May concluded, proudly, “There was somebody who, through something quite sort of normal, just seeing me dressed in shoes, she got into politics and is now working for the House of Commons.”

Now, we of all people know the power of a good pair of shoes. But Twitter is calling May out on her story. “A young woman got involved in politics because of Theresa May’s nice shoes! Oh yay. It’s hard enough to be taken seriously here,” one Twitter user pointed out. “People don’t go into politics because an MP wears overpriced shoes,” wrote another.


 










People were not happy with how May was portraying women entering politics, while others took issue with the fact that shoes were discussed during the interview instead of major issues like Brexit and education.



Maybe this is adding fuel to the fire … but we should comment on May’s showstopping shoes during the interview: a pair of tasseled moccasins with short crystal-encrusted heels.

The prime minister has been attacked for her taste in shoes before, but that particular time, Twitter defended her.

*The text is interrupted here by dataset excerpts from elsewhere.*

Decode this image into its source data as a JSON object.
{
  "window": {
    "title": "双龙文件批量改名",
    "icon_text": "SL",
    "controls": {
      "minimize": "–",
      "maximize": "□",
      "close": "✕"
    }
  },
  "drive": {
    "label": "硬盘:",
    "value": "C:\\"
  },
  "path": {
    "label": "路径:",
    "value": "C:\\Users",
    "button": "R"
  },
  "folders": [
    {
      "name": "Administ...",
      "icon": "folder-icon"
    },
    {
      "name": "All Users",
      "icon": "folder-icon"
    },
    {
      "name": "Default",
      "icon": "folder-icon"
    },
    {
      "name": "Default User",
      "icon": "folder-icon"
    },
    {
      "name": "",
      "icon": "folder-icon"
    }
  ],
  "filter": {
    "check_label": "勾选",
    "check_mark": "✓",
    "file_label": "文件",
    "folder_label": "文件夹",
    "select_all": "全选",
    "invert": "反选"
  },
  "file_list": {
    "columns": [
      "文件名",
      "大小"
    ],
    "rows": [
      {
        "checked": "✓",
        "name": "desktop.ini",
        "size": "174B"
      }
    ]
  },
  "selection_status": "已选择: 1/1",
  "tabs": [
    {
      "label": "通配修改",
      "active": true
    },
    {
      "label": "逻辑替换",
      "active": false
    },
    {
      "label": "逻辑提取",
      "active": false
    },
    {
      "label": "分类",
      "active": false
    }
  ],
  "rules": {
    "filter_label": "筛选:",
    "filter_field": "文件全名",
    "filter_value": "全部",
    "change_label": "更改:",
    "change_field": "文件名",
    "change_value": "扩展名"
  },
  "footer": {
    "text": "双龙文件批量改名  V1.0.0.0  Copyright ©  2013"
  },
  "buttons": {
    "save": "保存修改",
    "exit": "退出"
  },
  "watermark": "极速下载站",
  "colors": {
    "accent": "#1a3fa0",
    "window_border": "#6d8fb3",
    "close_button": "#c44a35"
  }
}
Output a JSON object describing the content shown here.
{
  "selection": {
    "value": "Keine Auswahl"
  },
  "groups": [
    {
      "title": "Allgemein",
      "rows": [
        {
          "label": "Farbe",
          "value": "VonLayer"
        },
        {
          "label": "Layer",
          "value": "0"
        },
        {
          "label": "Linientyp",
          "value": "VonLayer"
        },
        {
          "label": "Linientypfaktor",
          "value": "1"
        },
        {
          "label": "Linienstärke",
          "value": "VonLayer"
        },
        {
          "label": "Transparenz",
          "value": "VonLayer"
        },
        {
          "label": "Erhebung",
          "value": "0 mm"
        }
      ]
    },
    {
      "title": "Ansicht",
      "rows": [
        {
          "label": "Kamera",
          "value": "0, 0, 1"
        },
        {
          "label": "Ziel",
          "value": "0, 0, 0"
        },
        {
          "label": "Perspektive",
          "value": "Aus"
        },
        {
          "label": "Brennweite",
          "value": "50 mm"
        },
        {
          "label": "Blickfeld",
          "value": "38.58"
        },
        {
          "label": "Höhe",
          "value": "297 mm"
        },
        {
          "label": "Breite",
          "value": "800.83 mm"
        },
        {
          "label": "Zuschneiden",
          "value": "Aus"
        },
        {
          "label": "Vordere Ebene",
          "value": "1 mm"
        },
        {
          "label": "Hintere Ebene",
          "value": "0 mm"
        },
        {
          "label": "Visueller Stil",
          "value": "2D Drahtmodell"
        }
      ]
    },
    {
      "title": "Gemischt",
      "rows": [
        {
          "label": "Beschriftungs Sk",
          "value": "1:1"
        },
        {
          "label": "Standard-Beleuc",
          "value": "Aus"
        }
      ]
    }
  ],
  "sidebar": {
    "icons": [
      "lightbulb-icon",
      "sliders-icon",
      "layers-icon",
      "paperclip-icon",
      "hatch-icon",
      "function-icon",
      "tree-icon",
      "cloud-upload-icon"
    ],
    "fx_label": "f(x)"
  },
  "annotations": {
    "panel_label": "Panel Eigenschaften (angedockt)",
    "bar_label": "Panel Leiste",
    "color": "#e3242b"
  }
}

May likely won’t let this criticism change the way she dresses her feet. In an interview with Vogue in March, the prime minister addressed the criticism she’d received for her expensive and high-end taste in fashion. She expressed a belief that women should be allowed to be interested in fashion and politics.

“Look, throughout my political career, people have commented on what I wear,” May told the magazine“That’s just something that happens, and you accept that. But it doesn’t stop me from going out and enjoying fashion. And I also think it’s important to be able to show that a woman can do a job like this and still be interested in clothes.”

If any shoes were to have such power, it’d be hers (and Victoria Beckham’s, obviously).